2/13/21
Today I was reading an essay in an issue of the Metropolitan Museum of Art magazine devoted to the museum in the time of Covid. The article on masks was primarily devoted to some incredible African masks in the museum’s collection, objects imbued with deep significance and many meanings, one of which of might have been protection, of the warding off of evil. The story triggered a memory of art class in my high school. Amazingly enough we were given thin sheets of copper (apparently at that time copper wasn’t as costly a commodity as now) and were taught to shape and hammer the copper into the shape of a mask. I, who at the time, was not that skilled at drawing or painting, for some reason excelled at the exercise. More importantly, as I look back, I was entranced at being able to turn this thin metal sheet into something mysterious, with its own shiny beauty.

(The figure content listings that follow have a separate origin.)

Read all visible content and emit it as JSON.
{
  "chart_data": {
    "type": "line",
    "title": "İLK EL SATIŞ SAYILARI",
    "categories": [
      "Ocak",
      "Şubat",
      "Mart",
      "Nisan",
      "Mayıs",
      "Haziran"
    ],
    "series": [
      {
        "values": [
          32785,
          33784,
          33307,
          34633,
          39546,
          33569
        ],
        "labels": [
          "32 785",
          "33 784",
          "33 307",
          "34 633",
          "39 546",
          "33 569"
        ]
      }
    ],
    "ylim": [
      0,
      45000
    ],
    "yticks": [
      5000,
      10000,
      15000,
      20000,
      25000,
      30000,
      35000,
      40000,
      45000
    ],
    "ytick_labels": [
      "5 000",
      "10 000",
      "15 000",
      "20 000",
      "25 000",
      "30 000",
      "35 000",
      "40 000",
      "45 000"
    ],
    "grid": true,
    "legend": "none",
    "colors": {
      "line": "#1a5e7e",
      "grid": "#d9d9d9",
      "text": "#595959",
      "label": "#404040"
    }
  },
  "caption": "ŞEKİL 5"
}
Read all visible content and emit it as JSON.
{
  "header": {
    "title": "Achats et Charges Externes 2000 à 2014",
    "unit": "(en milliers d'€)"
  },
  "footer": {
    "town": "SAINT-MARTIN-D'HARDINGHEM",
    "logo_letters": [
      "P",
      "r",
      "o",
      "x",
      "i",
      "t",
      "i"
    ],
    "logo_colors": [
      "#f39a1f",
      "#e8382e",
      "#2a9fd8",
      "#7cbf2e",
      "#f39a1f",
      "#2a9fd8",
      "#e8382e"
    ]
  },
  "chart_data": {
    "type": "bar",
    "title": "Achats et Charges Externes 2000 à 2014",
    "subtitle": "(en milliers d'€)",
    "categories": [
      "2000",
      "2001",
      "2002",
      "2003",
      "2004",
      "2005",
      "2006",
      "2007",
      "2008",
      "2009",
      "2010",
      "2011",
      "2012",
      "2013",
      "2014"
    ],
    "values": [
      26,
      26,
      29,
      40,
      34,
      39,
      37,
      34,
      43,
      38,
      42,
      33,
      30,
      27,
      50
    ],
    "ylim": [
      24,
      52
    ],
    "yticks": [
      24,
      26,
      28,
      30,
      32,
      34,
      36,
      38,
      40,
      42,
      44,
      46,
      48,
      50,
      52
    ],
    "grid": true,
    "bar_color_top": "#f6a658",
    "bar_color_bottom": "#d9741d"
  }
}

Fast forward many years later: I had become a painter, and had begun studying clay with a wonderful teacher, mentor, and eventually close friend, Vera Lightstone. Vera had been making all kinds of stoneware--mainly glazed--masks for years. I started creating my own versions in her class. Eventually I made large raku masks, rough in surface, charred and with crackly white glazes. I made delicate glazed small white masks. A woodfiring gifted me with a tiny haunting mask, colored by ash and flames in the searing cone 12 heat. Somewhere in a warehouse are boxes of small masks gathering dust. And a shopping bag full of unglazed masks is nestled in a hallway closet filled with art supplies.
And now masks have taken on a different meaning. They are not objects to be looked at, held, loved or feared, but they are for all in the age of Covid protection. Objects that distance us from each other, but objects that allow us to engage at suitable distance with passersby and friends.
Now I wonder, without access to clay (which I haven’t had in years), am I to make paintings of masks? Or perhaps I can figure out a way to work at home with papier-mâché. Or self-hardening clay, covering it with some kind of paint or collage. Or perhaps a linocut mask.
Maybe this is a new project to propel me into a more regular studio practice. The Covid fallout for me has been the difficulty of focusing during days of Zoom calls, Zoom teaching, phone calls…never enough time to talk to the friends, family that I really feel the need to touch with my voice if not hugs and lift each of us out of this sad isolation.
Too bad I don’t have the gift of making a ventriloquist puppet!